7 months ago2 min read

Key Insights

  • Galera Therapeutics settled a lawsuit against Alira Health Clinical and IQVIA Biotech regarding a statistical error in the Phase 3 ROMAN trial.

  • The error impacted the ROMAN trial, which investigated avasopasem for reducing severe oral mucositis in head and neck cancer patients.

  • Galera received $975,000 from the CROs as part of the settlement, leading to the termination of contracts with no further obligations.

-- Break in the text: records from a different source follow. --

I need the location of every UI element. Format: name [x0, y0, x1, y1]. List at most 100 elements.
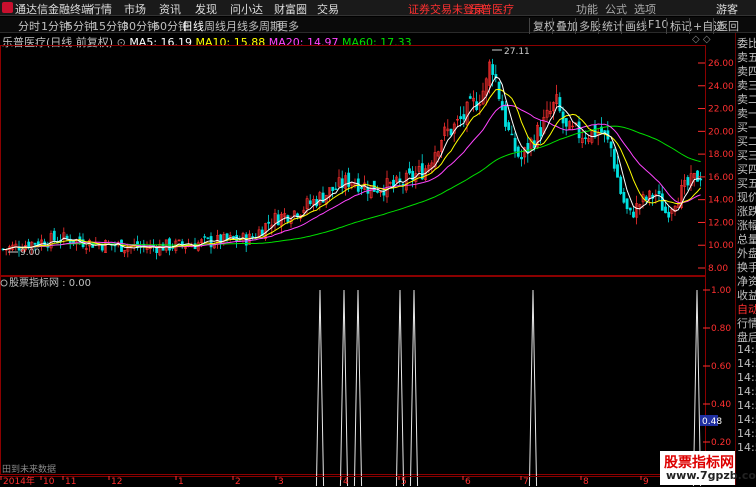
side-panel-label: 卖五 — [737, 51, 756, 63]
period-weekly[interactable]: 周线 — [204, 18, 226, 34]
indicator-pane-frame — [0, 276, 706, 475]
tool-f10[interactable]: F10 — [644, 18, 668, 31]
side-panel-label: 卖二 — [737, 93, 756, 105]
side-panel-label: 14:5 — [737, 385, 756, 398]
menu-discover[interactable]: 发现 — [195, 1, 217, 17]
menu-quotes[interactable]: 行情 — [90, 1, 112, 17]
side-panel-label: 盘后 — [737, 331, 756, 343]
candle-body — [459, 116, 463, 120]
tool-formula[interactable]: 公式 — [605, 3, 627, 16]
price-tick-label: 12.00 — [708, 218, 734, 228]
indicator-tick-label: 0.20 — [711, 438, 731, 448]
date-label: 1 — [178, 477, 184, 486]
period-daily[interactable]: 日线 — [182, 18, 204, 34]
date-label: 9 — [643, 477, 649, 486]
candle-body — [564, 118, 568, 127]
date-label: 2014年 — [3, 475, 35, 486]
candle-body — [168, 238, 171, 251]
period-intraday[interactable]: 分时 — [18, 18, 40, 34]
tool-options[interactable]: 选项 — [634, 3, 656, 16]
price-tick-label: 18.00 — [708, 150, 734, 160]
side-panel-label: 净资 — [737, 275, 756, 287]
date-label: 6 — [465, 477, 471, 486]
candle-body — [65, 235, 69, 239]
tool-function[interactable]: 功能 — [576, 3, 598, 16]
side-panel-label: 卖三 — [737, 79, 756, 91]
menu-market[interactable]: 市场 — [124, 1, 146, 17]
candle-body — [520, 156, 523, 160]
side-panel-label: 现价 — [737, 191, 756, 203]
side-panel-label: 总量 — [737, 233, 756, 245]
candle-body — [392, 179, 395, 186]
guest-label[interactable]: 游客 — [716, 1, 738, 17]
candle-body — [510, 133, 514, 136]
menu-ask[interactable]: 问小达 — [230, 1, 263, 17]
candle-body — [513, 137, 517, 152]
price-tick-label: 26.00 — [708, 59, 734, 69]
side-panel-label: 买一 — [737, 121, 756, 133]
side-panel-label: 14:5 — [737, 371, 756, 384]
candle-body — [46, 246, 50, 248]
side-panel-label: 买四 — [737, 163, 756, 175]
price-tick-label: 16.00 — [708, 173, 734, 183]
price-tick-label: 8.00 — [708, 264, 728, 274]
candle-body — [449, 128, 453, 136]
candle-body — [577, 121, 581, 139]
candle-body — [155, 247, 159, 253]
period-monthly[interactable]: 月线 — [226, 18, 248, 34]
side-panel-label: 卖四 — [737, 65, 756, 77]
side-panel-label: 收益 — [737, 289, 756, 301]
ma10-line — [2, 88, 701, 250]
title-bar: 通达信金融终端 行情 市场 资讯 发现 问小达 财富圈 交易 证券交易未登录 乐… — [0, 0, 756, 16]
date-label: 10 — [43, 477, 55, 486]
menu-news[interactable]: 资讯 — [159, 1, 181, 17]
candle-body — [276, 214, 280, 226]
candle-body — [331, 186, 335, 191]
candle-body — [376, 190, 379, 193]
menu-trade[interactable]: 交易 — [317, 1, 339, 17]
price-pane-frame — [0, 45, 706, 276]
side-panel-label: 14:5 — [737, 399, 756, 412]
candle-body — [286, 215, 290, 222]
candle-body — [468, 96, 472, 99]
side-panel-label: 外盘 — [737, 247, 756, 259]
price-tick-label: 24.00 — [708, 82, 734, 92]
chart-settings-icon[interactable]: ◇ ◇ — [692, 34, 711, 45]
candle-body — [644, 196, 648, 201]
indicator-tick-label: 0.40 — [711, 400, 731, 410]
indicator-caption: 田到未来数据 — [2, 463, 56, 475]
candle-body — [539, 127, 543, 137]
candle-body — [334, 188, 338, 190]
period-more[interactable]: 更多 — [277, 18, 299, 34]
watermark-logo: 股票指标网 www.7gpzb.com — [660, 451, 756, 485]
date-label: 12 — [111, 477, 122, 486]
candle-body — [558, 97, 562, 112]
candle-body — [622, 191, 626, 203]
candle-body — [526, 143, 530, 154]
candle-body — [507, 122, 511, 131]
candle-body — [497, 82, 501, 100]
period-5min[interactable]: 5分钟 — [66, 18, 95, 34]
candle-body — [664, 206, 667, 214]
candle-body — [347, 172, 351, 187]
menu-wealth[interactable]: 财富圈 — [274, 1, 307, 17]
candle-body — [660, 193, 664, 211]
candle-body — [619, 176, 623, 194]
candle-body — [612, 149, 616, 169]
low-label: 9.00 — [20, 248, 40, 258]
kline-chart[interactable]: 26.0024.0022.0020.0018.0016.0014.0012.00… — [0, 45, 735, 486]
side-panel-label: 委比 — [737, 37, 756, 49]
indicator-toggle-icon — [0, 279, 8, 287]
candle-body — [206, 237, 210, 239]
candle-body — [584, 137, 587, 139]
price-tick-label: 20.00 — [708, 127, 734, 137]
candle-body — [609, 141, 613, 149]
candle-body — [616, 164, 619, 178]
side-panel-label: 卖一 — [737, 107, 756, 119]
candlestick-group — [1, 58, 703, 260]
price-axis: 26.00 24.00 22.00 20.00 18.00 16.00 14.00 12.00… — [698, 59, 734, 274]
app-logo-icon — [2, 2, 13, 13]
candle-body — [267, 221, 271, 224]
tool-back[interactable]: 返回 — [713, 18, 739, 34]
price-tick-label: 22.00 — [708, 105, 734, 115]
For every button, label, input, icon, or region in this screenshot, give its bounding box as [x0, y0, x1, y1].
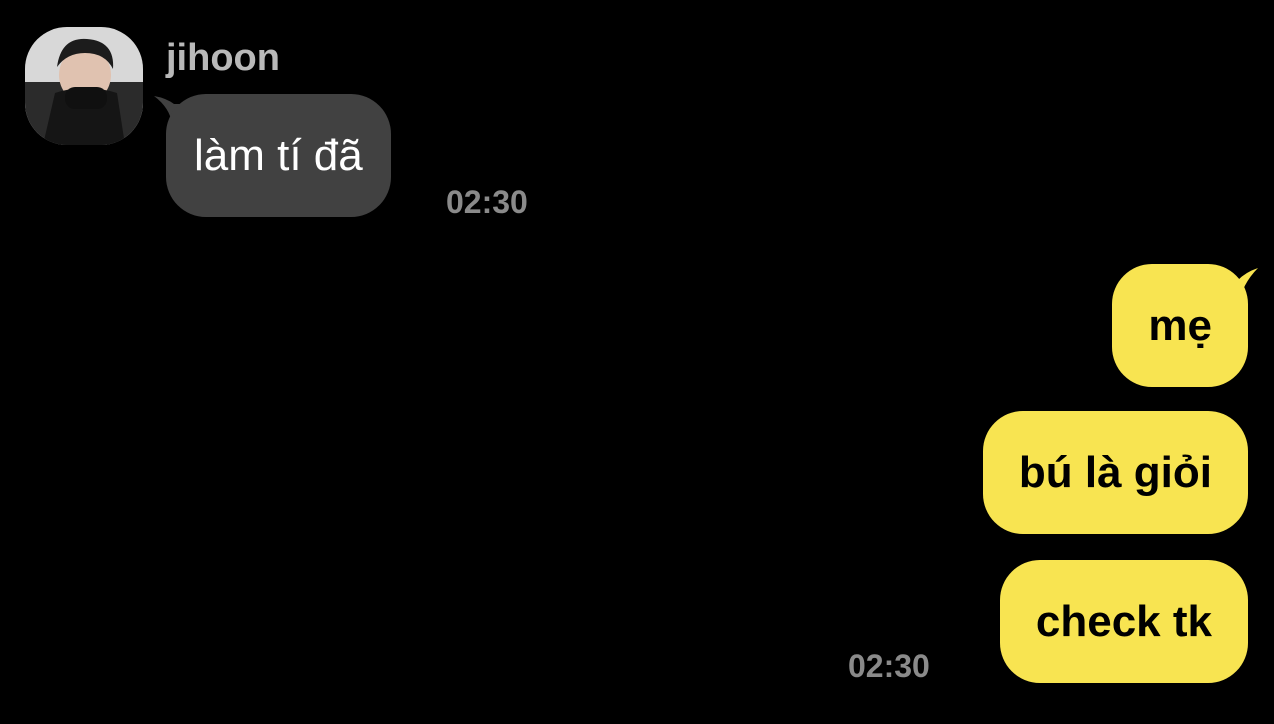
- outgoing-message-text: check tk: [1035, 597, 1212, 646]
- outgoing-message-text: mẹ: [1148, 301, 1212, 350]
- incoming-timestamp: 02:30: [446, 184, 528, 220]
- sender-name: jihoon: [166, 37, 280, 79]
- incoming-message-text: làm tí đã: [194, 131, 363, 180]
- outgoing-message-bubble[interactable]: check tk: [999, 560, 1248, 683]
- outgoing-message-text: bú là giỏi: [1018, 448, 1212, 497]
- outgoing-message-bubble[interactable]: mẹ: [1112, 264, 1248, 387]
- outgoing-message-bubble[interactable]: bú là giỏi: [982, 411, 1248, 534]
- avatar-photo-icon: [25, 27, 143, 145]
- incoming-message-bubble[interactable]: làm tí đã: [166, 94, 391, 217]
- sender-avatar[interactable]: [25, 27, 143, 145]
- outgoing-timestamp: 02:30: [848, 648, 930, 684]
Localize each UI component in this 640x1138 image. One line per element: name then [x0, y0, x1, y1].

Galera Therapeutics Inc. has settled a lawsuit against Alira Health Clinical, LLC, and IQVIA Biotech, LLC, related to a statistical programming error in the Phase 3 ROMAN trial. The settlement, finalized on August 2, 2024, involves the CROs paying Galera $975,000, and the termination of contracts between the parties. The lawsuit, initially filed on May 30, 2023, in the Court of Common Pleas in Chester County, Pennsylvania, alleged breach of contract, professional negligence, and negligence.
The error occurred in 2021 during the statistical analysis for the Phase 3 ROMAN trial, which evaluated avasopasem for reducing severe oral mucositis induced by radiotherapy in patients with locally advanced head and neck cancer. Oral mucositis is a common and debilitating side effect of radiation therapy, affecting a significant portion of patients undergoing treatment for head and neck cancers. Effective management of this condition is crucial for maintaining patients' quality of life and adherence to cancer therapy.
Following the settlement, Galera filed a Praecipe to Settle, Discontinue, and End the Litigation on August 8, 2024. The company had engaged Stifel, Nicolaus & Company, Inc. as a financial advisor to explore strategic alternatives after announcing a Complete Response Letter (CRL). These alternatives aimed to maximize stockholder value and included potential mergers, asset sales, or other strategic transactions. However, stockholders did not approve the proposed Plan of Dissolution, leading the board to continue exploring available options.
The company acknowledges that these strategic evaluations may incur significant costs, including legal, accounting, and advisory fees. There is no assurance that any pursued strategic alternative will positively impact the company's operations or financial condition. Galera may also consider voluntary dissolution at a later time or seek bankruptcy protection if net assets decline to critical levels. The company urges caution regarding investments in its securities, citing speculative trading risks due to the failure to receive stockholder approval for dissolution.